There are dozens of specialist morphs and an even greater number of habitats or other settlements that are inhabited largely or exclusively by individuals using a single type of morph or a limited number of specialist morphs. In the asteroid belt and in the rings and smaller moons of Saturn, there are more than one hundred habitats that do not rotate, with all portions in zero or near-zero gravity. The inhabitants typically use bouncer or novacrab morphs, along with a small number of synthetic morphs and other pods.

There is also a vast number of other habitats that are segregated in various other ways, including ones where all permanent residents are uplifts inhabiting one of the various transgenic morphs, like the octomorph or neo-avian morphs. Other habitats are only open to residents with various enhanced morphs like exalts or mentons. There are even habitats where all residents must inhabit morphs that are all clones of one another. In almost all of these habitats, residents are free to add whatever augmentations they wish to their morphs, but some habitats forbid residents from changing their morph’s external appearance, and individuals who violate this rule are forced to leave the habitat if they refuse to reverse these changes.

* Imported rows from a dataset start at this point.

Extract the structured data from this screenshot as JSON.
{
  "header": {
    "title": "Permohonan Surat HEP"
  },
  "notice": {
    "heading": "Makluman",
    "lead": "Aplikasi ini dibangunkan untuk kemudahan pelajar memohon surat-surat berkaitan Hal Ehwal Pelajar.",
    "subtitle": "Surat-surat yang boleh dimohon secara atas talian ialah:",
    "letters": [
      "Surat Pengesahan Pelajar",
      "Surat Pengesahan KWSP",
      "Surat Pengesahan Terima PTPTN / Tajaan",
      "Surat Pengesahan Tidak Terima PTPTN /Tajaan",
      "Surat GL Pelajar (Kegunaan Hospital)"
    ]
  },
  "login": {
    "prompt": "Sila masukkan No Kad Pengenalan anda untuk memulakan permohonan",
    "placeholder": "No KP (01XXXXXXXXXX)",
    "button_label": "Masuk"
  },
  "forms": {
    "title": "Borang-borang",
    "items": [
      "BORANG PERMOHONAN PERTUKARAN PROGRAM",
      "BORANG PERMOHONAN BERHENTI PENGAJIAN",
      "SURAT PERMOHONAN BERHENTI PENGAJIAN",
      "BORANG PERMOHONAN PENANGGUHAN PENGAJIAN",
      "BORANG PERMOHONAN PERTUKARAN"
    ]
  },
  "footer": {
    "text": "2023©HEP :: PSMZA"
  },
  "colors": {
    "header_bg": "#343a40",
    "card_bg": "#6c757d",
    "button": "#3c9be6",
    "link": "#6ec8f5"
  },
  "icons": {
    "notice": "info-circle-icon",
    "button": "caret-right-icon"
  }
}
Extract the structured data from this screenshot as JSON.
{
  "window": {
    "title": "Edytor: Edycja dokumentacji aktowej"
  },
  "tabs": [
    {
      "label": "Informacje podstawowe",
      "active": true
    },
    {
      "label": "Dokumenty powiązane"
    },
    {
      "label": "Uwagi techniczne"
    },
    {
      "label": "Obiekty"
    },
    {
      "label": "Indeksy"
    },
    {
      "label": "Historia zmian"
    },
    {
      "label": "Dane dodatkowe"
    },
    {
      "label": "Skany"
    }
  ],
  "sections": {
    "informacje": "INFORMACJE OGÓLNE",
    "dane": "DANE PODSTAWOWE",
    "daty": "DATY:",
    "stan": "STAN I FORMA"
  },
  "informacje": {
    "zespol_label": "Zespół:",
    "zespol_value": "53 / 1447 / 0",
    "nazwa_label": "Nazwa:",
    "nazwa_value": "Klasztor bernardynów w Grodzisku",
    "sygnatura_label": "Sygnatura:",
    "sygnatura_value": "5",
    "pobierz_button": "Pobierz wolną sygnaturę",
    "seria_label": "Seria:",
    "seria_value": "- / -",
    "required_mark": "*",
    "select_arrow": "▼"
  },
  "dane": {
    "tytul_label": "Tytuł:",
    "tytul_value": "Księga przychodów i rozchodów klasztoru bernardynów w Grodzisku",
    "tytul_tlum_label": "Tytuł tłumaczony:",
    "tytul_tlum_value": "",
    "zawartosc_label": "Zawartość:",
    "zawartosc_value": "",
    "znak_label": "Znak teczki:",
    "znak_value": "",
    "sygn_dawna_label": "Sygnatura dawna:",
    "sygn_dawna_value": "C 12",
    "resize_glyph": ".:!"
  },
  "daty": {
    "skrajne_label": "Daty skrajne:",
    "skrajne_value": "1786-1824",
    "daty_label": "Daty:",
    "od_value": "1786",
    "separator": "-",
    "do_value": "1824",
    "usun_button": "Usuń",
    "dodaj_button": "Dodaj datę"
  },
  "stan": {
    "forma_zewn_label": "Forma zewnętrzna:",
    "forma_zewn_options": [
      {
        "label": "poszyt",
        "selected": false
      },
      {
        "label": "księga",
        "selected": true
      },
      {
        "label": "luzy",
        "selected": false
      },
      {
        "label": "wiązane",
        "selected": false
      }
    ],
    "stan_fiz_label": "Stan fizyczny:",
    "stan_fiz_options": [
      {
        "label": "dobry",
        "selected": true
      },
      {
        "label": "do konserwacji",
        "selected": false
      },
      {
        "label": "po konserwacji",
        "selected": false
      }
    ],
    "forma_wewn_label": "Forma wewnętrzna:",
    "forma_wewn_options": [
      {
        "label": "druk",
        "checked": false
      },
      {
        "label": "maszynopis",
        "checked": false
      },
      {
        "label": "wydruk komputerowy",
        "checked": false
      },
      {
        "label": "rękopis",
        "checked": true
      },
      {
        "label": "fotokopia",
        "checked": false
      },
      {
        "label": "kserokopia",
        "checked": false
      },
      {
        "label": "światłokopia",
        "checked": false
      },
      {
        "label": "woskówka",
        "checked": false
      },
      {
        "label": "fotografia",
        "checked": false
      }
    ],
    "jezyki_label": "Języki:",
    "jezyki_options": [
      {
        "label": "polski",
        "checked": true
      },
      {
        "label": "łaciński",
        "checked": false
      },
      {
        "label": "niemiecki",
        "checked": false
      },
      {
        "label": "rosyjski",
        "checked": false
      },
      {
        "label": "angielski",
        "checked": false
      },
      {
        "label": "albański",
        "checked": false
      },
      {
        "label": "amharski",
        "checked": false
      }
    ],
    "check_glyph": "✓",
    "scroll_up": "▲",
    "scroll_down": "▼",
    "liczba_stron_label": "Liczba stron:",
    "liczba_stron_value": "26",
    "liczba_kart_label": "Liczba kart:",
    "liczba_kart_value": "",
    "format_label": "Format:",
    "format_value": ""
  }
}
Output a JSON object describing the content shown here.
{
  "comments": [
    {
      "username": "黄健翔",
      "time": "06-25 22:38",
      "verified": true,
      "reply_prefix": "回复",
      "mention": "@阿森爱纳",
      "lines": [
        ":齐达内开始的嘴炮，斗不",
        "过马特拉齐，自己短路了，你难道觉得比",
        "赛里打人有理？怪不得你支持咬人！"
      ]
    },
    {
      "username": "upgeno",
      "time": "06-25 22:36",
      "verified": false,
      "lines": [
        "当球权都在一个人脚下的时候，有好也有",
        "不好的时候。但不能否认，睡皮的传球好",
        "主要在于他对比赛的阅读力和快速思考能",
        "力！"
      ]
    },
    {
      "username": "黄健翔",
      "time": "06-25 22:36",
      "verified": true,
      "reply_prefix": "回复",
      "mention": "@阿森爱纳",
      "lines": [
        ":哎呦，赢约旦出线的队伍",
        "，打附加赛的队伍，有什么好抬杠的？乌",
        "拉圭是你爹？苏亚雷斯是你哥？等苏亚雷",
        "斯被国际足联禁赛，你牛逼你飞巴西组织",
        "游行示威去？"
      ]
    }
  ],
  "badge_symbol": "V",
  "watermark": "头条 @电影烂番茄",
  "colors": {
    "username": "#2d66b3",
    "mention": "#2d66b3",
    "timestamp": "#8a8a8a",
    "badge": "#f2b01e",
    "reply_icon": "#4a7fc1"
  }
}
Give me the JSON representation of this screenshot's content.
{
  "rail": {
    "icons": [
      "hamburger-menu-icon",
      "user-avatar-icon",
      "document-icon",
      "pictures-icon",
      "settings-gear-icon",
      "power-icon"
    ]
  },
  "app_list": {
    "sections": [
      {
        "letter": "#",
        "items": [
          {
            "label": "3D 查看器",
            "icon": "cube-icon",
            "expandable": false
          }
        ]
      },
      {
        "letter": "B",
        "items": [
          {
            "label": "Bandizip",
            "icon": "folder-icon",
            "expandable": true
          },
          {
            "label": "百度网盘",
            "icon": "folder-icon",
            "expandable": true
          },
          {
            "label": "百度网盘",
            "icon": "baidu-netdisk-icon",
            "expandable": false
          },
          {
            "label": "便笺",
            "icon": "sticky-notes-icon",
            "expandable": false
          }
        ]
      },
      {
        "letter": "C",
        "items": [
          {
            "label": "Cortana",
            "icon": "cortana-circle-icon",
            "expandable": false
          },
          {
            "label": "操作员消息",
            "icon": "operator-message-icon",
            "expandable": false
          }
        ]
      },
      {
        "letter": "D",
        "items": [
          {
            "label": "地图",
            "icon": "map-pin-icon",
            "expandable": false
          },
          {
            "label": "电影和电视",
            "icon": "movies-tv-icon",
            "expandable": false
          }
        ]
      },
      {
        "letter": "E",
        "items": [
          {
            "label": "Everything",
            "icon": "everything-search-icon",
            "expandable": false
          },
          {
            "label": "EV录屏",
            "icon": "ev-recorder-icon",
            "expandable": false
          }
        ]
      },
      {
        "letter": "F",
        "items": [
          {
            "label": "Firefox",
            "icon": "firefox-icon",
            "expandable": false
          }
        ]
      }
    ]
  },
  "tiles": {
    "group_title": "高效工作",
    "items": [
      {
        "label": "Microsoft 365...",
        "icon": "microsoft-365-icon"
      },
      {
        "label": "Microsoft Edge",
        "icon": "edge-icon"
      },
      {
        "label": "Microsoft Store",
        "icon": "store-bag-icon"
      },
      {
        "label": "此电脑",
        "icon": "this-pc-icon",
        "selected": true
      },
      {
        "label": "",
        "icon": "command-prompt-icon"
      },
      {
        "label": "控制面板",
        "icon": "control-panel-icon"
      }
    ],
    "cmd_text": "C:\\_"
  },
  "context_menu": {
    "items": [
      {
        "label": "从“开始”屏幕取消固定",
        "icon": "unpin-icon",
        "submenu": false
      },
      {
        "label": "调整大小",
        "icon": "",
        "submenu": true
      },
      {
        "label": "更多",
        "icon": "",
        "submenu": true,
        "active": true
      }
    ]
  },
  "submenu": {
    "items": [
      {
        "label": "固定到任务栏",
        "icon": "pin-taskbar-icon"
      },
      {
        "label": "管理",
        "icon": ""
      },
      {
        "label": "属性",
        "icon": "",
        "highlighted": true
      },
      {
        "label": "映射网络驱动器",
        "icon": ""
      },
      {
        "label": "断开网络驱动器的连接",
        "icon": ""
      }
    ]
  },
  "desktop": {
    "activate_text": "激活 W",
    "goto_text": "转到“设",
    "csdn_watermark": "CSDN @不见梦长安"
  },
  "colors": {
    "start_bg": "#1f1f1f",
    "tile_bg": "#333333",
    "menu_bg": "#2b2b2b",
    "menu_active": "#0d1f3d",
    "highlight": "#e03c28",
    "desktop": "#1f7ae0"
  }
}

Some habitats do away with the necessity of both life support and gravity. In these locations, all residents are infomorphs who either inhabit their own synth bodies or, in a few very eccentric cases, where all of the inhabitants are infomorphs who spend most of their existence in the habitat’s central computers. When they need to interact with the physical world, these infomorphs are free to use one of the many synthmorphs that the habitat owns and that the residents share among themselves. Although considered quite eccentric to many and horrifying to bioconservatives, habitats inhabited solely by synthmorphs or infomorphs are among the least expensive to build and maintain and are a low-cost way for groups of infomorph refugees from Earth to gain independence. Because individuals who choose this way of life have often spent a decade or more as infomorphs, this option often seems both familiar and in many ways more comfortable than inhabiting a living morph. As Earth becomes more distant in transhumanity’s collective memory, its traditions and social norms hold less sway and people feel more free to create and use new bodies and new ways of life to go along with them.